Dans l’écosystème du football européen, certains clubs excellent non pas à gagner la Ligue des Champions, mais à gagner le mercato.
Le Racing Club de Strasbourg, sous l’impulsion de son nouveau propriétaire BlueCo (holding de Chelsea), est en train d’écrire un nouveau chapitre, audacieux et lucratif, dans son histoire déjà riche. Et au cœur de cette stratégie : un flair particulier pour les talents sénégalais.

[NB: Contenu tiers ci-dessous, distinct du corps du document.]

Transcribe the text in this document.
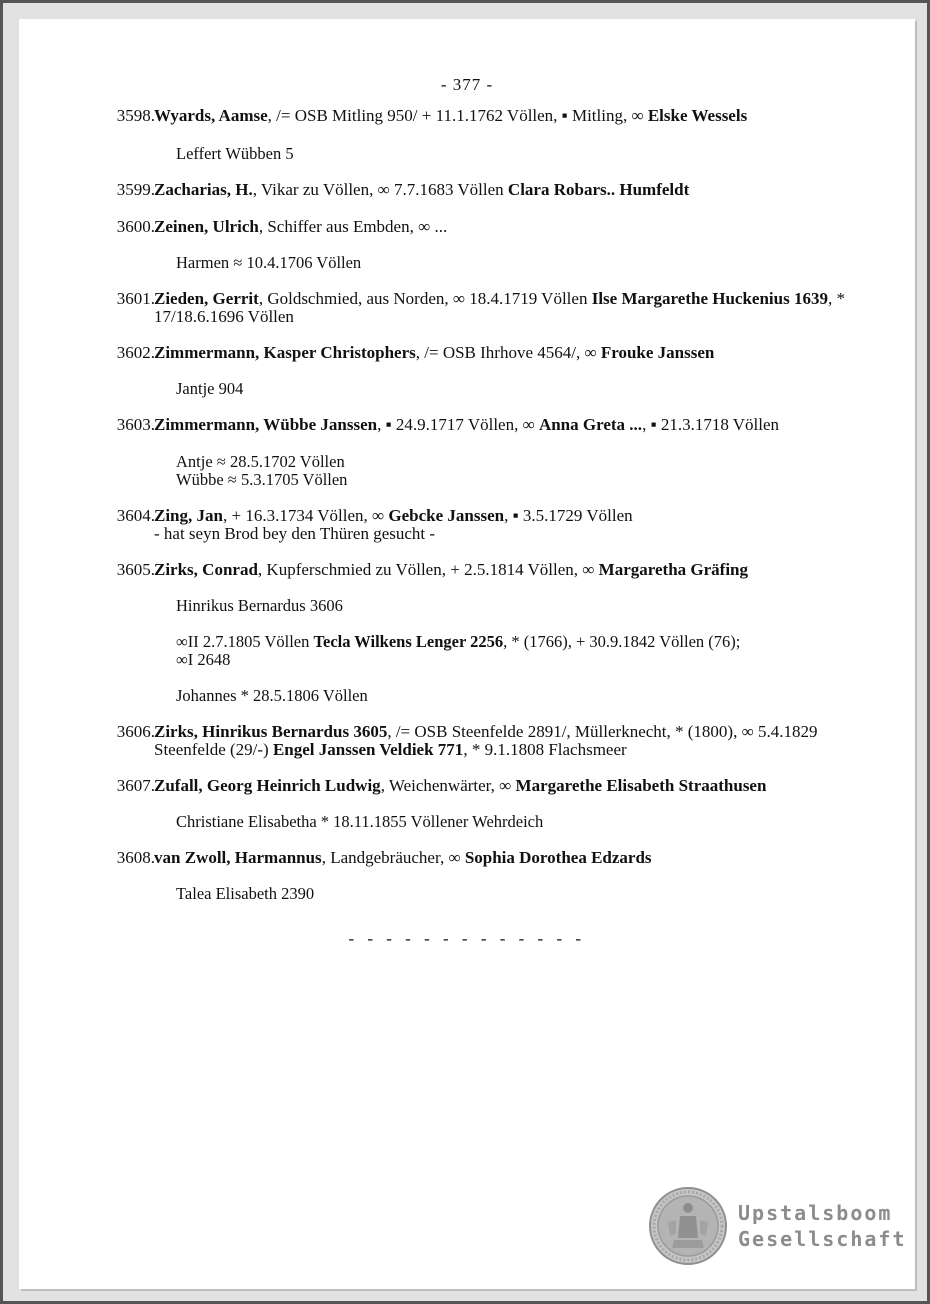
- 377 -
3598. Wyards, Aamse, /= OSB Mitling 950/ + 11.1.1762 Völlen, ▪ Mitling, ∞ Elske Wessels
Leffert Wübben 5
3599. Zacharias, H., Vikar zu Völlen, ∞ 7.7.1683 Völlen Clara Robars.. Humfeldt
3600. Zeinen, Ulrich, Schiffer aus Embden, ∞ ...
Harmen ≈ 10.4.1706 Völlen
3601. Zieden, Gerrit, Goldschmied, aus Norden, ∞ 18.4.1719 Völlen Ilse Margarethe Huckenius 1639, * 17/18.6.1696 Völlen
3602. Zimmermann, Kasper Christophers, /= OSB Ihrhove 4564/, ∞ Frouke Janssen
Jantje 904
3603. Zimmermann, Wübbe Janssen, ▪ 24.9.1717 Völlen, ∞ Anna Greta ..., ▪ 21.3.1718 Völlen
Antje ≈ 28.5.1702 Völlen
Wübbe ≈ 5.3.1705 Völlen
3604. Zing, Jan, + 16.3.1734 Völlen, ∞ Gebcke Janssen, ▪ 3.5.1729 Völlen
- hat seyn Brod bey den Thüren gesucht -
3605. Zirks, Conrad, Kupferschmied zu Völlen, + 2.5.1814 Völlen, ∞ Margaretha Gräfing
Hinrikus Bernardus 3606
∞II 2.7.1805 Völlen Tecla Wilkens Lenger 2256, * (1766), + 30.9.1842 Völlen (76);
∞I 2648
Johannes * 28.5.1806 Völlen
3606. Zirks, Hinrikus Bernardus 3605, /= OSB Steenfelde 2891/, Müllerknecht, * (1800), ∞ 5.4.1829 Steenfelde (29/-) Engel Janssen Veldiek 771, * 9.1.1808 Flachsmeer
3607. Zufall, Georg Heinrich Ludwig, Weichenwärter, ∞ Margarethe Elisabeth Straathusen
Christiane Elisabetha * 18.11.1855 Völlener Wehrdeich
3608. van Zwoll, Harmannus, Landgebräucher, ∞ Sophia Dorothea Edzards
Talea Elisabeth 2390
- - - - - - - - - - - - -
Upstalsboom
Gesellschaft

L’été 2024 restera comme un tournant. Alors que le club alsacien prépare sa saison sur la scène sportive, il signe deux opérations financières majeures qui envoient un message fort à toute l’Europe : Habib Diarra, joyau de 20 ans formé au club, s’envole pour Sunderland pour 30 millions d’euros. Quelques années avant, son aîné et leader de l’attaque, Habib Diallo, rejoignait le championnat saoudien d’Al Shabab pour 18 millions d’euros.
Deux visages, deux parcours, une même success-story strasbourgeoise. Diarra, l’éclatant produit d’un centre de formation devenu ultra-performant, incarne la valeur montante. Diallo, le buteur mature et leader, représentait la valorisation par la performance. Ensemble, ils illustrent la double casquette, désormais assumée, d’un club qui est à la fois un fabrique de pépites et une plateforme de revente de haut niveau.
La tradition Niang : le précurseur
Cette stratégie n’est pas née d’hier. Elle puise ses racines dans une histoire d’amour entre l’Alsace et le Sénégal. Il faut remonter à 2005 pour en trouver la première expression marquante. Alors que le club venait de remporter le titre de Ligue 2, Mamadou Niang, véritable ogre offensif ayant marqué 21 buts, était transféré à l’Olympique de Marseille pour 7 millions d’euros. Une somme colossale pour un club de deuxième division à l’époque. Niang n’était pas un produit du centre, mais il a prouvé que Strasbourg pouvait être un tremplin idéal pour les attaquants sénégalais visant l’élite.
Mamadou Sarr : la relève au nom du père
Le transfert du fils de Pape Sarr (ex-joueur de Saint Etienne), Mamadou Sarr à Chelsea à l’été 2023 pour 14 millions d’euros, alors qu’il n’avait que 19 ans, est l’exemple parfait de cette synergie. Le groupe BlueCo, propriétaire des deux clubs, a certes facilité l’opération, mais elle démontre la confiance absolue dans la capacité strasbourgeoise à identifier et à développer les diamants bruts.
Un modèle économique qui s’affirme
Avec les départs de Diarra (31 millions), Diallo (18 millions), Bakwa (35 millions), Bellegarde (15 millions), Simankan (15 millions), Fofana (15 millions), Aholou (14 millions), Sarr (14 milions), Luyindula (8 millions) et Niang (7 millions) par le passé, Strasbourg dépasse allègrement des centaines de millions d’euros de recettes ces derniers étés et consolide une santé financière robuste ces dernières saisons avec l’arrivée de BlueCo. Ce modèle, au-delà de la multi-propriété, parait un peu similaire à celui de l’Ajax Amsterdam, du RB Salzburg ou du LOSC Lille, consiste à recruter ou former jeune, à offrir du temps de jeu en Ligue 1, et à revendre avec une plus-value significative.
La particularité strasbourgeoise réside dans sa spécialisation géographique. Le Sénégal, avec son football en plein essor et ses joueurs réputés pour leur physique et leur état d’esprit, est devenu une mine d’or. Le Racing y a installé une antenne scouting des plus efficaces, lui donnant une longueur d’avance sur de nombreux concurrents.
L’avenir : entre défis et ambitions
Le défi, désormais, est de réussir la quadrature du cercle : continuer à vendre cher tout en maintenant, voire en améliorant, les résultats sportifs. La tentation pourrait être de devenir une simple « boutique » sur le marché des transferts. Mais la volonté affichée par BlueCo est différente : utiliser ces recettes pour renforcer l’ensemble de l’effectif, investir dans l’infrastructure et viser, à moyen terme, les places européennes.
Strasbourg ne se contente plus de former des joueurs pour le compte des autres. Le club construit, patiemment et intelligemment, une identité moderne où le talent sénégalais est la pierre angulaire d’un projet ambitieux, capable de rivaliser sur le plan économique avec les plus grands. La preuve, désormais, est faite : en Alsace, on ne fait pas que de la choucroute et du vin blanc. On forge aussi des perles footballistiques, « made in Senegal ».